To anyone but a neurologist, Patrick Rennich's migraines would seem a curse. With perverse regularity, they strike after he plays sports like soccer or basketball--anything that requires sprinting up and down a field or court. Not long before he's hit with nauseating pain on one side of his head, Rennich experiences something called a visual aura--a neurological disturbance that starts with a slowly expanding blind spot near the center of his left visual field. Soon after, Rennich sees static, like on a television screen. The aura looks "like I'm moving through boiling water." The pattern is so predictable that Rennich, a 28-year-old electrical engineer from Acton, Massachusetts, can say, "If you want me to get a migraine with aura at two in the afternoon, I can give you a migraine with aura at two." That's exactly what neurologist Michael Cutrer wanted. Based at both Boston's Massachusetts General Hospital and Brigham and Women's Hospital, Cutrer had been looking for someone like Rennich for years. The neurologist hoped that a magnetic resonance imaging (MRI) scan of such a patient's brain during the aura would provide clues to what happens inside his skull.

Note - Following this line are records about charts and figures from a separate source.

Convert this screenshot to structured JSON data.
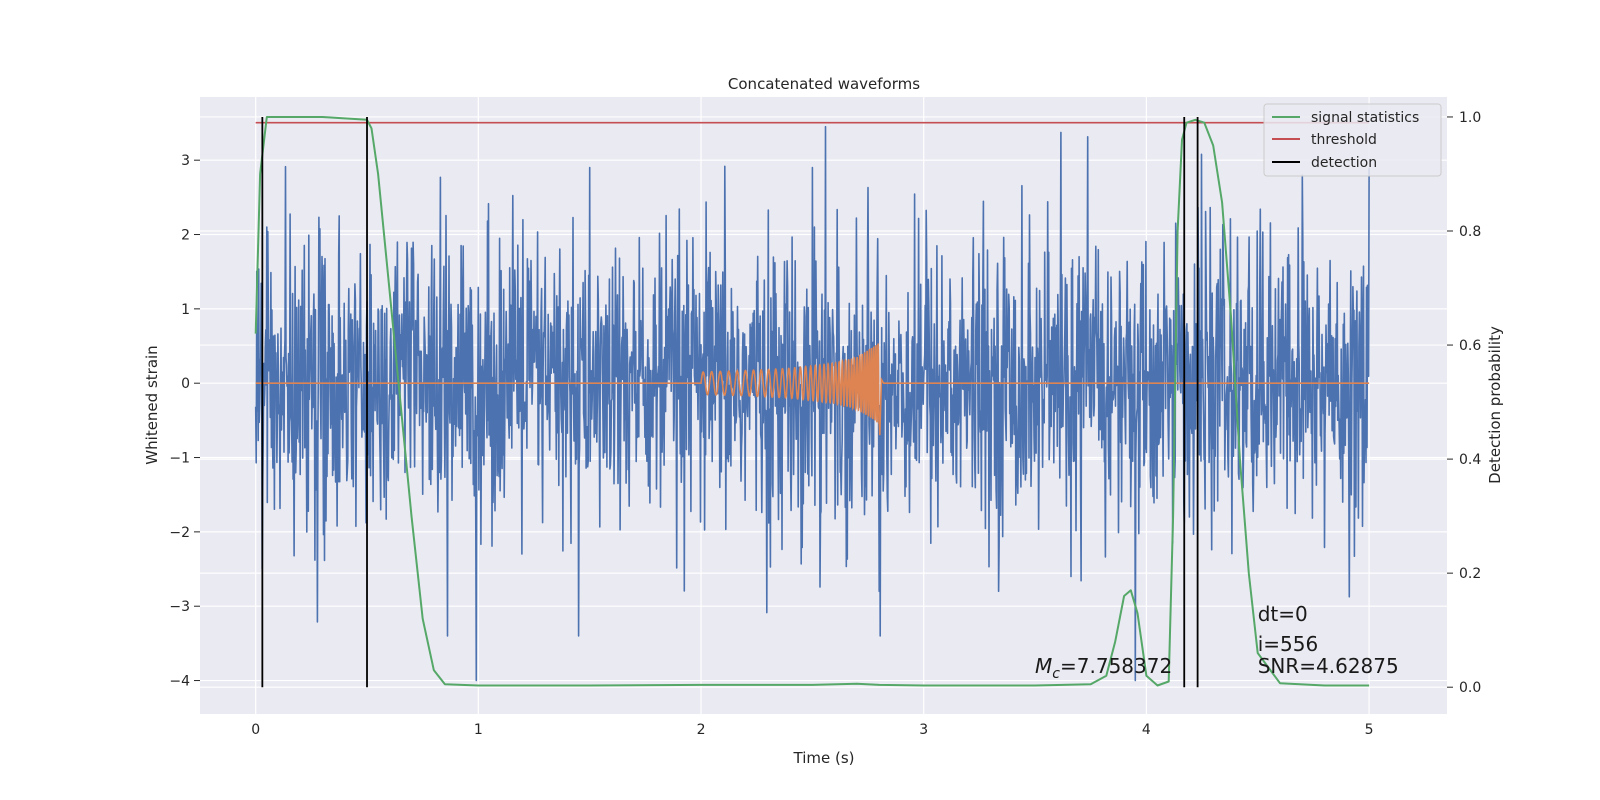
{
  "chart_data": {
    "type": "line",
    "title": "Concatenated waveforms",
    "xlabel": "Time (s)",
    "ylabel_left": "Whitened strain",
    "ylabel_right": "Detection probability",
    "xlim": [
      -0.25,
      5.35
    ],
    "ylim_left": [
      -4.45,
      3.85
    ],
    "ylim_right": [
      -0.047,
      1.035
    ],
    "xticks": [
      0,
      1,
      2,
      3,
      4,
      5
    ],
    "yticks_left": [
      -4,
      -3,
      -2,
      -1,
      0,
      1,
      2,
      3
    ],
    "yticks_right": [
      0.0,
      0.2,
      0.4,
      0.6,
      0.8,
      1.0
    ],
    "xtick_labels": [
      "0",
      "1",
      "2",
      "3",
      "4",
      "5"
    ],
    "ytick_labels_left": [
      "−4",
      "−3",
      "−2",
      "−1",
      "0",
      "1",
      "2",
      "3"
    ],
    "ytick_labels_right": [
      "0.0",
      "0.2",
      "0.4",
      "0.6",
      "0.8",
      "1.0"
    ],
    "grid": true,
    "background": "#eaeaf2",
    "legend": {
      "placement": "top-right",
      "entries": [
        {
          "label": "signal statistics",
          "color": "#55a868"
        },
        {
          "label": "threshold",
          "color": "#c44e52"
        },
        {
          "label": "detection",
          "color": "#000000"
        }
      ]
    },
    "series": [
      {
        "name": "whitened-strain-noise",
        "axis": "left",
        "color": "#4c72b0",
        "x_range": [
          0,
          5
        ],
        "typical_amplitude": 1.5,
        "peak_amplitude": 3.4,
        "peaks": [
          {
            "x": 0.03,
            "y": -2.5
          },
          {
            "x": 0.05,
            "y": 2.1
          },
          {
            "x": 0.99,
            "y": -4.0
          },
          {
            "x": 1.2,
            "y": 2.2
          },
          {
            "x": 1.45,
            "y": -3.4
          },
          {
            "x": 1.5,
            "y": 2.9
          },
          {
            "x": 2.5,
            "y": 2.9
          },
          {
            "x": 2.56,
            "y": 3.45
          },
          {
            "x": 2.8,
            "y": -2.8
          },
          {
            "x": 3.95,
            "y": -4.0
          },
          {
            "x": 4.7,
            "y": 2.8
          },
          {
            "x": 5.0,
            "y": 2.9
          }
        ]
      },
      {
        "name": "injected-chirp",
        "axis": "left",
        "color": "#dd8452",
        "x": [
          0,
          2.0,
          2.2,
          2.4,
          2.6,
          2.7,
          2.78,
          2.8,
          2.82,
          5.0
        ],
        "envelope": [
          0,
          0.15,
          0.17,
          0.2,
          0.27,
          0.35,
          0.5,
          0.55,
          0.02,
          0
        ],
        "lower_extreme": -0.7
      },
      {
        "name": "signal statistics",
        "axis": "right",
        "color": "#55a868",
        "x": [
          0.0,
          0.02,
          0.05,
          0.08,
          0.12,
          0.3,
          0.5,
          0.52,
          0.55,
          0.6,
          0.65,
          0.7,
          0.75,
          0.8,
          0.85,
          1.0,
          1.5,
          2.0,
          2.5,
          2.7,
          2.8,
          3.0,
          3.5,
          3.75,
          3.82,
          3.86,
          3.9,
          3.93,
          3.96,
          4.0,
          4.05,
          4.1,
          4.12,
          4.14,
          4.16,
          4.18,
          4.22,
          4.26,
          4.3,
          4.34,
          4.38,
          4.42,
          4.46,
          4.5,
          4.6,
          4.8,
          5.0
        ],
        "y": [
          0.62,
          0.9,
          1.0,
          1.0,
          1.0,
          1.0,
          0.995,
          0.98,
          0.9,
          0.7,
          0.5,
          0.3,
          0.12,
          0.03,
          0.005,
          0.003,
          0.003,
          0.004,
          0.004,
          0.006,
          0.004,
          0.003,
          0.003,
          0.005,
          0.02,
          0.08,
          0.16,
          0.17,
          0.13,
          0.02,
          0.003,
          0.01,
          0.3,
          0.8,
          0.96,
          0.99,
          0.995,
          0.99,
          0.95,
          0.85,
          0.65,
          0.4,
          0.2,
          0.06,
          0.007,
          0.003,
          0.003
        ]
      },
      {
        "name": "threshold",
        "axis": "right",
        "color": "#c44e52",
        "x": [
          0,
          5
        ],
        "y": [
          0.99,
          0.99
        ]
      }
    ],
    "detections": [
      0.03,
      0.5,
      4.17,
      4.23
    ],
    "annotations": {
      "chirp_mass": {
        "symbol": "M",
        "subscript": "c",
        "value": "=7.758372",
        "x": 3.5,
        "y": -3.9
      },
      "stats": [
        {
          "text": "dt=0",
          "x": 4.5,
          "y": -3.2
        },
        {
          "text": "i=556",
          "x": 4.5,
          "y": -3.6
        },
        {
          "text": "SNR=4.62875",
          "x": 4.5,
          "y": -3.9
        }
      ]
    }
  }
}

Before 1998, no one had done this, and for good reason: Almost no migraine sufferer can summon an aura on command, and few are willing to lie in a claustrophobia-inducing MRI tube to wait for one to occur. Cutrer had come across a few prospects, but none had worked out. One patient promised that raw onion would do the trick, "but we had him lying in there crunching away--and nothing," says Cutrer. Rennich seemed worth a try, so Cutrer asked him and his wife, Jean, to come to the ymca next door to his research lab. The couple played games of free throws, the loser running sprints back and forth across the basketball court, with one modification: "If I lost, I ran," says Rennich. "And if my wife lost, I also ran."
After an hour, Rennich began to notice distortions in his vision and hustled next door to the lab, where he lay prone inside the opaque white tube of the mri machine. Once in, he focused his eyes on an alternating checkerboard pattern projected onto a screen inside the tube. Meanwhile, the mri monitored the activity in Rennich’s cerebral cortex, specifically the sections that control vision. Later, the results would be processed and color coded—red indicating areas of high neural activity, hues of orange and yellow showing lower levels, and white corresponding to the smallest amount. According to the mri results, 38 minutes after Rennich entered the tube, an area of darkness—of no color at all—appeared on the image of his brain, indicating that the neurons in a small region of the cerebral cortex were no longer transmitting visual information. The region grew slowly, “like ripples from a pebble tossed into a pond,” says Cutrer. Rennich’s aura had begun.
A decade ago, Rennich’s doctor would never have examined his brain to find the source of his migraine. In fact, the idea that the brain itself could be causing the problem has been difficult for headache researchers to accept. “Even as little as 15 years ago it would have been almost heresy to suggest it,” says Peter Goadsby, a neurologist at University College London. For one thing, the brain itself feels no sensation, even if jabbed with a probe through an incision in the skull. “Since the brain is insensate, the pain of a headache lies in the periphery, so that is where many assumed the problem was,” says Goadsby. But growing evidence implicates the brain as not just an accessory to pain but as the prime suspect.